Discussion #26 on the HF card notes that enable_thinking=True in the chat template does not currently activate Thinking Mode on the E4B / E2B sizes — only the larger 26 B MoE and 31 B dense variants support it. If you need extended reasoning, switch to one of those (the 26 B MoE recipe targets the same 24 GB envelope: /check/gemma4-26b/rtx-3090). Leave enable_thinking=False for E4B.
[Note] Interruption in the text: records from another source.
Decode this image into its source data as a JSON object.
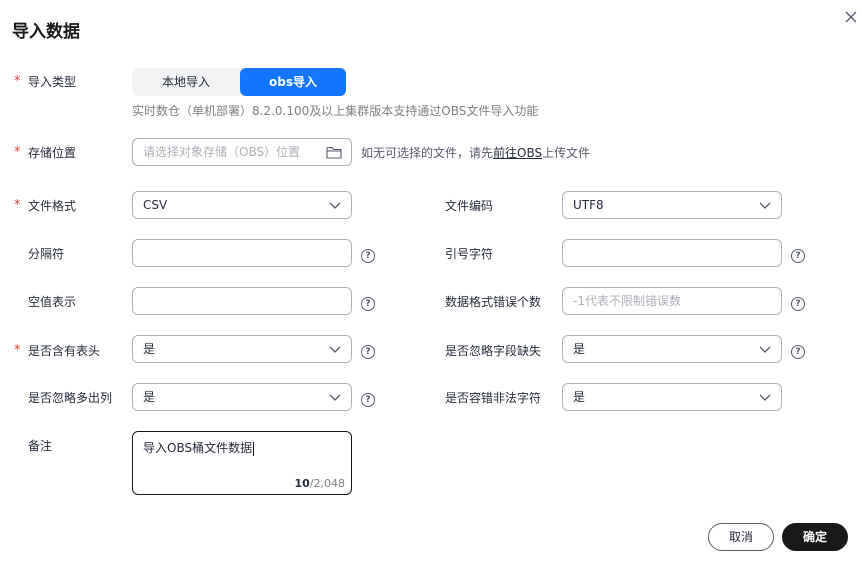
{
  "dialog": {
    "title": "导入数据"
  },
  "import_type": {
    "label": "导入类型",
    "options": [
      "本地导入",
      "obs导入"
    ],
    "selected": "obs导入",
    "hint": "实时数仓（单机部署）8.2.0.100及以上集群版本支持通过OBS文件导入功能"
  },
  "storage": {
    "label": "存储位置",
    "placeholder": "请选择对象存储（OBS）位置",
    "hint_before": "如无可选择的文件，请先",
    "hint_link": "前往OBS",
    "hint_after": "上传文件"
  },
  "file_format": {
    "label": "文件格式",
    "value": "CSV"
  },
  "file_encoding": {
    "label": "文件编码",
    "value": "UTF8"
  },
  "delimiter": {
    "label": "分隔符",
    "value": ""
  },
  "quote_char": {
    "label": "引号字符",
    "value": ""
  },
  "null_repr": {
    "label": "空值表示",
    "value": ""
  },
  "format_errors": {
    "label": "数据格式错误个数",
    "placeholder": "-1代表不限制错误数"
  },
  "has_header": {
    "label": "是否含有表头",
    "value": "是"
  },
  "ignore_missing": {
    "label": "是否忽略字段缺失",
    "value": "是"
  },
  "ignore_extra": {
    "label": "是否忽略多出列",
    "value": "是"
  },
  "tolerate_illegal": {
    "label": "是否容错非法字符",
    "value": "是"
  },
  "remark": {
    "label": "备注",
    "value": "导入OBS桶文件数据",
    "count": "10",
    "max": "/2,048"
  },
  "footer": {
    "cancel": "取消",
    "ok": "确定"
  },
  "required_mark": "*",
  "help_glyph": "?",
  "colors": {
    "primary": "#1476ff",
    "required": "#e7413f",
    "dark_button": "#191919"
  }
}
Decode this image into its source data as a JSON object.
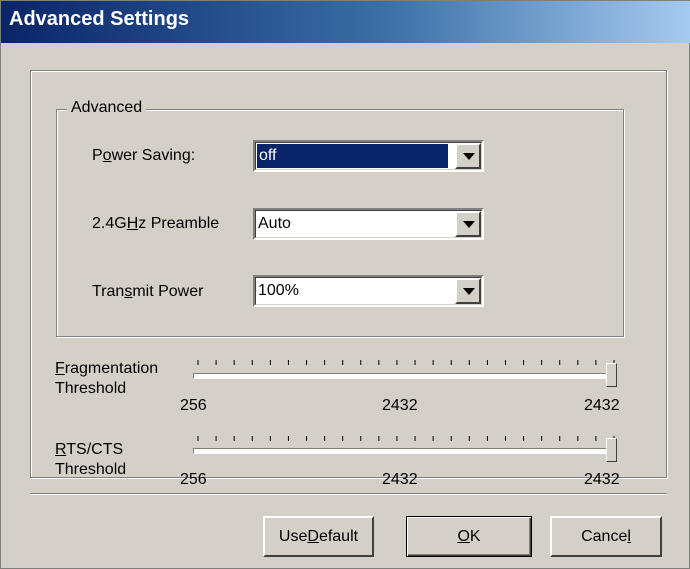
{
  "window": {
    "title": "Advanced Settings"
  },
  "group": {
    "title": "Advanced"
  },
  "power_saving": {
    "label_pre": "P",
    "label_key": "o",
    "label_post": "wer Saving:",
    "value": "off"
  },
  "preamble": {
    "label_pre": "2.4G",
    "label_key": "H",
    "label_post": "z Preamble",
    "value": "Auto"
  },
  "transmit_power": {
    "label_pre": "Tran",
    "label_key": "s",
    "label_post": "mit Power",
    "value": "100%"
  },
  "fragmentation": {
    "label_key": "F",
    "label_line1_post": "ragmentation",
    "label_line2": "Threshold",
    "min_label": "256",
    "current_label": "2432",
    "max_label": "2432",
    "min": 256,
    "max": 2432,
    "value": 2432
  },
  "rts": {
    "label_key": "R",
    "label_line1_post": "TS/CTS",
    "label_line2": "Threshold",
    "min_label": "256",
    "current_label": "2432",
    "max_label": "2432",
    "min": 256,
    "max": 2432,
    "value": 2432
  },
  "buttons": {
    "use_default_pre": "Use ",
    "use_default_key": "D",
    "use_default_post": "efault",
    "ok_key": "O",
    "ok_post": "K",
    "cancel_pre": "Cance",
    "cancel_key": "l"
  },
  "colors": {
    "title_start": "#0a246a",
    "title_end": "#a6caf0",
    "face": "#d4d0c8",
    "selection": "#0a246a"
  },
  "icons": {
    "combo_arrow": "chevron-down-icon"
  }
}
flash_attention_2 errors on the transformers path

If you copy a third-party transformers snippet that hardcodes attn_implementation="flash_attention_2", it may fail at first forward pass on some driver / wheel combinations — see Dao-AILab/flash-attention#2168. Fix by removing the override or setting attn_implementation="sdpa". (The Ampere sm_86 kernels in FA2 are shipped — this is a wheel-mismatch issue on the 3090 rather than the missing-kernel issue 50-series users hit.)

Tokenizer AttributeError: 'list' object has no attribute 'keys'

Per Discussion #17 on the HF card, an extra_special_tokens format incompatibility in some recent transformers versions causes the tokenizer to fail at load. Workaround: upgrade transformers to the latest release (pip install -U transformers) — Google's chat-template fix landed in the model repo upstream.

Ollama function-calling / streaming glitches

Gemma 4's hybrid sliding-window/global attention can trigger parser bugs in Ollama's tool-call and streaming layers; if you hit malformed tool calls or chunked-streaming gaps, run llama.cpp directly (Path C) until the parser is patched.